Sadiq Khan, a British-born Muslim, said Blair was behaving like the nursery rhyme character the Duke of York -- ''marching all these talented British Muslims up the hill of consultation and dialogue, only to march them down again''.
He said some Muslims - already ''some of the most disillusioned and ... disenfranchised members of our community'' - would feel yet more alienated.
A poll conducted by Populus for The Times newspaper today showed 13 per cent of Muslims said the bombers should be seen as ''martyrs'' and a further seven per cent said suicide attacks on civilians in the UK could be justified in some circumstances.
Khan described the poll's findings -- published ahead of Friday's anniversary of the attacks known to Britons as 7/7 -- as ''alarming and distressing''.
''It only takes one person to have those views [to] lead to devastation,'' he told BBC radio.
Seven working groups were set up in the wake of the July seven attacks to form a ''Preventing Extremism Together'' task force.
They reported back to the government last November with 64 recommendations, including a call for a full public inquiry.
Blair said the government had acted on many recommendations but did not agree there should be a public inquiry.

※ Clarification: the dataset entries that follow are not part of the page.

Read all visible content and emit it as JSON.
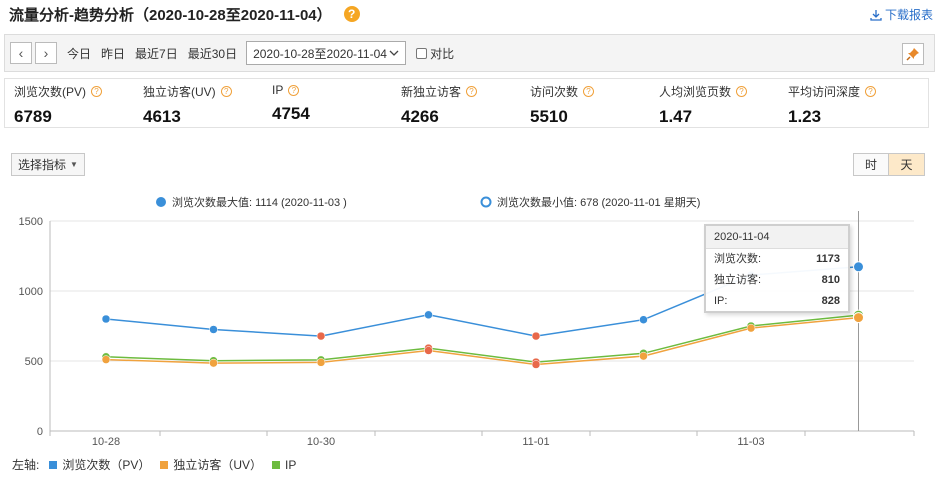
{
  "header": {
    "title": "流量分析-趋势分析（2020-10-28至2020-11-04）",
    "help": "?",
    "download_label": "下载报表"
  },
  "toolbar": {
    "quick_ranges": [
      "今日",
      "昨日",
      "最近7日",
      "最近30日"
    ],
    "date_range": "2020-10-28至2020-11-04",
    "compare_label": "对比"
  },
  "stats": [
    {
      "label": "浏览次数(PV)",
      "value": "6789"
    },
    {
      "label": "独立访客(UV)",
      "value": "4613"
    },
    {
      "label": "IP",
      "value": "4754"
    },
    {
      "label": "新独立访客",
      "value": "4266"
    },
    {
      "label": "访问次数",
      "value": "5510"
    },
    {
      "label": "人均浏览页数",
      "value": "1.47"
    },
    {
      "label": "平均访问深度",
      "value": "1.23"
    }
  ],
  "controls": {
    "select_metric": "选择指标",
    "hour": "时",
    "day": "天"
  },
  "chart_data": {
    "type": "line",
    "x": [
      "10-28",
      "10-29",
      "10-30",
      "10-31",
      "11-01",
      "11-02",
      "11-03",
      "11-04"
    ],
    "x_tick_labels": [
      "10-28",
      "10-30",
      "11-01",
      "11-03"
    ],
    "ylim": [
      0,
      1500
    ],
    "y_ticks": [
      0,
      500,
      1000,
      1500
    ],
    "grid": true,
    "legend_position": "bottom-left",
    "legend_prefix": "左轴:",
    "max_annotation": "浏览次数最大值: 1114 (2020-11-03 )",
    "min_annotation": "浏览次数最小值: 678 (2020-11-01 星期天)",
    "series": [
      {
        "name": "浏览次数（PV）",
        "color": "#3a8fd9",
        "values": [
          800,
          725,
          678,
          830,
          678,
          795,
          1114,
          1173
        ]
      },
      {
        "name": "独立访客（UV）",
        "color": "#f0a23e",
        "values": [
          510,
          485,
          490,
          575,
          475,
          535,
          735,
          810
        ]
      },
      {
        "name": "IP",
        "color": "#6dbb3f",
        "values": [
          530,
          502,
          508,
          592,
          492,
          555,
          750,
          828
        ]
      }
    ],
    "tooltip": {
      "title": "2020-11-04",
      "rows": [
        {
          "label": "浏览次数:",
          "value": "1173"
        },
        {
          "label": "独立访客:",
          "value": "810"
        },
        {
          "label": "IP:",
          "value": "828"
        }
      ]
    }
  }
}
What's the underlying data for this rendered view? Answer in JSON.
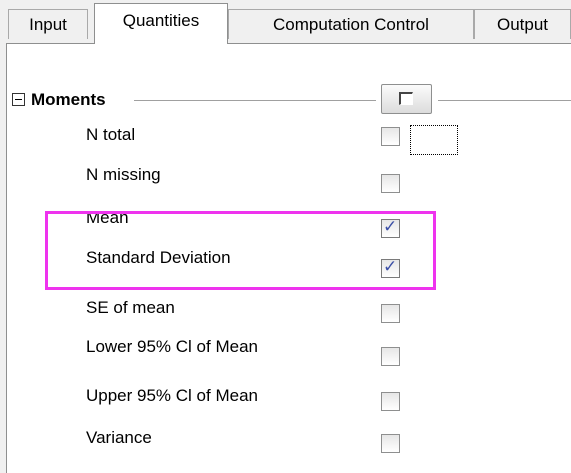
{
  "tabs": [
    {
      "label": "Input",
      "active": false
    },
    {
      "label": "Quantities",
      "active": true
    },
    {
      "label": "Computation Control",
      "active": false
    },
    {
      "label": "Output",
      "active": false
    }
  ],
  "group": {
    "title": "Moments",
    "expanded": true,
    "select_all_checked": false
  },
  "rows": [
    {
      "label": "N total",
      "checked": false
    },
    {
      "label": "N missing",
      "checked": false
    },
    {
      "label": "Mean",
      "checked": true
    },
    {
      "label": "Standard Deviation",
      "checked": true
    },
    {
      "label": "SE of mean",
      "checked": false
    },
    {
      "label": "Lower 95% Cl of Mean",
      "checked": false
    },
    {
      "label": "Upper 95% Cl of Mean",
      "checked": false
    },
    {
      "label": "Variance",
      "checked": false
    }
  ],
  "colors": {
    "highlight": "#ee33ee",
    "checkmark": "#3b4fa6"
  }
}
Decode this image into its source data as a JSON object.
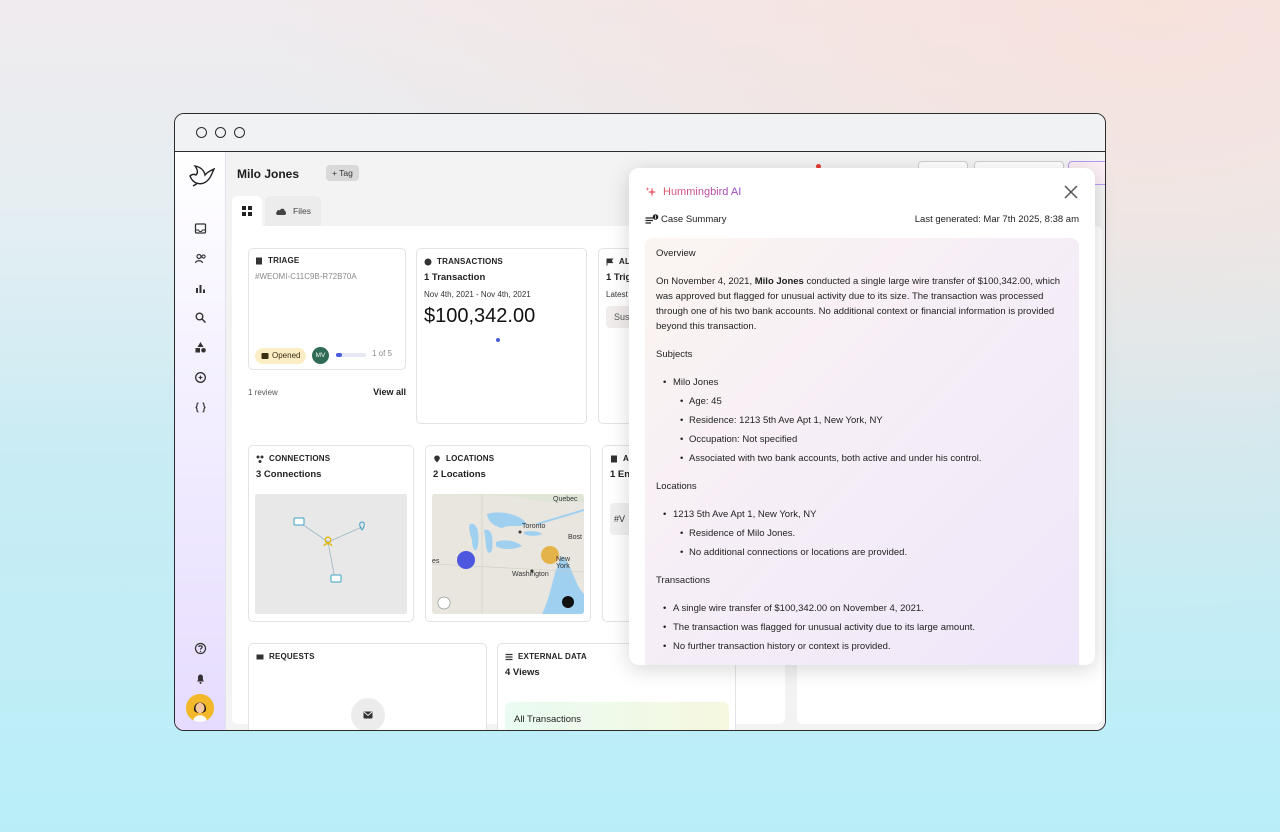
{
  "header": {
    "name": "Milo Jones",
    "tag_label": "+ Tag"
  },
  "tabs": {
    "files_label": "Files"
  },
  "triage": {
    "title": "TRIAGE",
    "case_id": "#WEOMI-C11C9B-R72B70A",
    "status": "Opened",
    "assignee_initials": "MV",
    "progress_fraction": 0.2,
    "progress_text": "1 of 5",
    "reviews": "1 review",
    "view_all": "View all"
  },
  "transactions": {
    "title": "TRANSACTIONS",
    "count": "1 Transaction",
    "date_range": "Nov 4th, 2021 - Nov 4th, 2021",
    "amount": "$100,342.00"
  },
  "alerts": {
    "title": "AL",
    "count": "1 Trig",
    "latest": "Latest",
    "status": "Sus"
  },
  "connections": {
    "title": "CONNECTIONS",
    "count": "3 Connections"
  },
  "locations": {
    "title": "LOCATIONS",
    "count": "2 Locations",
    "map_labels": {
      "quebec": "Quebec",
      "toronto": "Toronto",
      "boston": "Bost",
      "new_york": "New York",
      "washington": "Washington",
      "west": "es"
    }
  },
  "entities": {
    "title": "A",
    "count": "1 Ent",
    "chip": "#V"
  },
  "requests": {
    "title": "REQUESTS"
  },
  "external": {
    "title": "EXTERNAL DATA",
    "count": "4 Views",
    "view_name": "All Transactions"
  },
  "ai_panel": {
    "title": "Hummingbird AI",
    "case_summary_label": "Case Summary",
    "last_generated": "Last generated: Mar 7th 2025, 8:38 am",
    "overview_heading": "Overview",
    "overview_pre": "On November 4, 2021, ",
    "overview_name": "Milo Jones",
    "overview_post": " conducted a single large wire transfer of $100,342.00, which was approved but flagged for unusual activity due to its size. The transaction was processed through one of his two bank accounts. No additional context or financial information is provided beyond this transaction.",
    "subjects_heading": "Subjects",
    "subject_name": "Milo Jones",
    "subject_details": [
      "Age: 45",
      "Residence: 1213 5th Ave Apt 1, New York, NY",
      "Occupation: Not specified",
      "Associated with two bank accounts, both active and under his control."
    ],
    "locations_heading": "Locations",
    "location_name": "1213 5th Ave Apt 1, New York, NY",
    "location_details": [
      "Residence of Milo Jones.",
      "No additional connections or locations are provided."
    ],
    "transactions_heading": "Transactions",
    "transaction_items": [
      "A single wire transfer of $100,342.00 on November 4, 2021.",
      "The transaction was flagged for unusual activity due to its large amount.",
      "No further transaction history or context is provided."
    ]
  }
}
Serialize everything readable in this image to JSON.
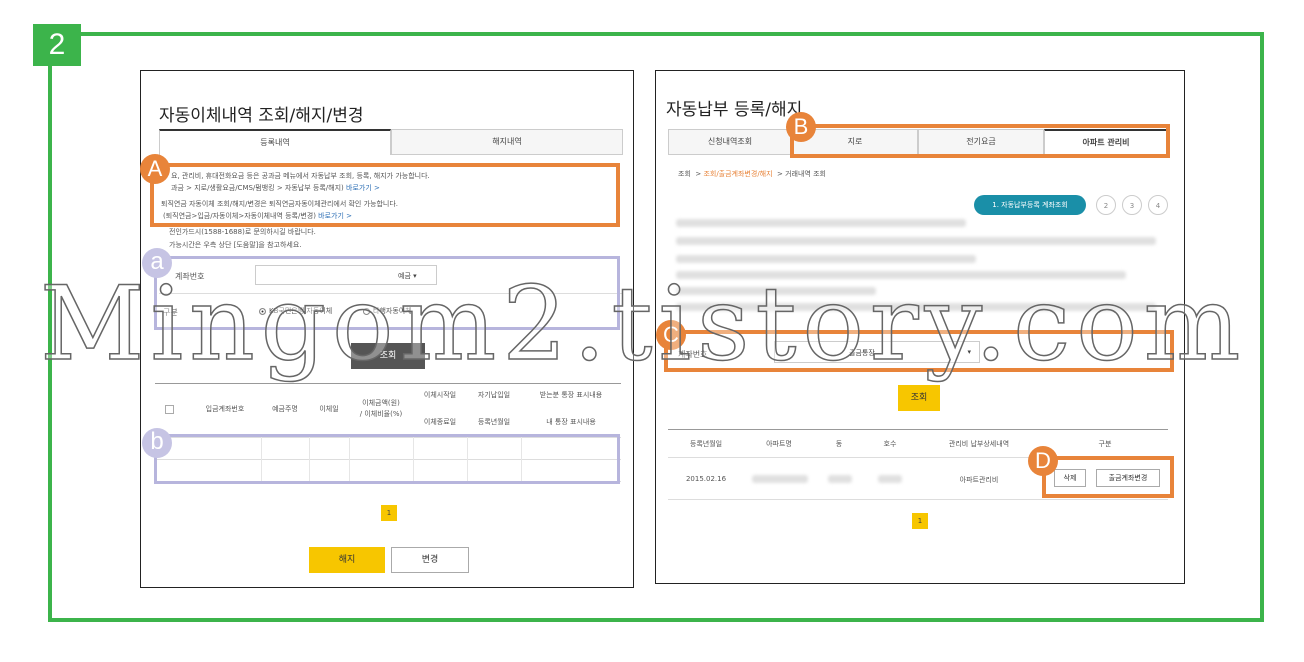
{
  "step_badge": "2",
  "left_panel": {
    "title": "자동이체내역 조회/해지/변경",
    "tabs": [
      "등록내역",
      "해지내역"
    ],
    "info_lines": [
      "요, 관리비, 휴대전화요금 등은 공과금 메뉴에서 자동납부 조회, 등록, 해지가 가능합니다.",
      "과금 > 지로/생활요금/CMS/펌뱅킹 > 자동납부 등록/해지)",
      "퇴직연금 자동이체 조회/해지/변경은 퇴직연금자동이체관리에서 확인 가능합니다.",
      "(퇴직연금>입금/자동이체>자동이체내역 등록/변경)",
      "전인가드시(1588-1688)로 문의하시길 바랍니다.",
      "가능시간은 우측 상단 [도움말]을 참고하세요."
    ],
    "shortcut_label": "바로가기 >",
    "account_label": "계좌번호",
    "account_select": "예금",
    "type_label": "구분",
    "radio_options": [
      "KB국민은행 자동이체",
      "타행자동이체"
    ],
    "search_button": "조회",
    "table_headers": [
      "입금계좌번호",
      "예금주명",
      "이체일",
      "이체금액(원)",
      "/ 이체비율(%)",
      "이체시작일",
      "이체종료일",
      "자기납입일",
      "등록년월일",
      "받는분 통장 표시내용",
      "내 통장 표시내용"
    ],
    "page": "1",
    "cancel_button": "해지",
    "change_button": "변경"
  },
  "right_panel": {
    "title": "자동납부 등록/해지",
    "tabs": [
      "신청내역조회",
      "지로",
      "전기요금",
      "아파트 관리비"
    ],
    "breadcrumb": [
      "조회",
      "조회/출금계좌변경/해지",
      "거래내역 조회"
    ],
    "step_button": "1. 자동납부등록 계좌조회",
    "step_numbers": [
      "2",
      "3",
      "4"
    ],
    "account_label": "계좌번호",
    "account_select": "출금통장",
    "search_button": "조회",
    "table_headers": [
      "등록년월일",
      "아파트명",
      "동",
      "호수",
      "관리비 납부상세내역",
      "구분"
    ],
    "row": {
      "date": "2015.02.16",
      "detail": "아파트관리비"
    },
    "delete_button": "삭제",
    "change_account_button": "출금계좌변경",
    "page": "1"
  },
  "markers": {
    "A": "A",
    "B": "B",
    "C": "C",
    "D": "D",
    "a": "a",
    "b": "b"
  },
  "watermark": "Mingom2.tistory.com",
  "colors": {
    "green": "#3cb44b",
    "orange": "#e8843a",
    "purple": "#b7b5dd",
    "yellow": "#f7c600",
    "teal": "#1a8fa8"
  }
}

''I profoundly disagree that the problem here is that the government hasn't acted,'' he added. ''We are not having a debate of a fundamental enough nature within the community, which is where the moderate majority go and stand up against the ideas of those people, not just their methods.'' But Simon Mundy of the Centre for Defence Studies at King's College London which has compiled a study on the impact of the London bombings, said shifting responsibility to the Muslim community was not the answer.
''The government has put an awful lot of effort into the security side but it hasn't invested anything like as much energy into the cultural side,'' he said.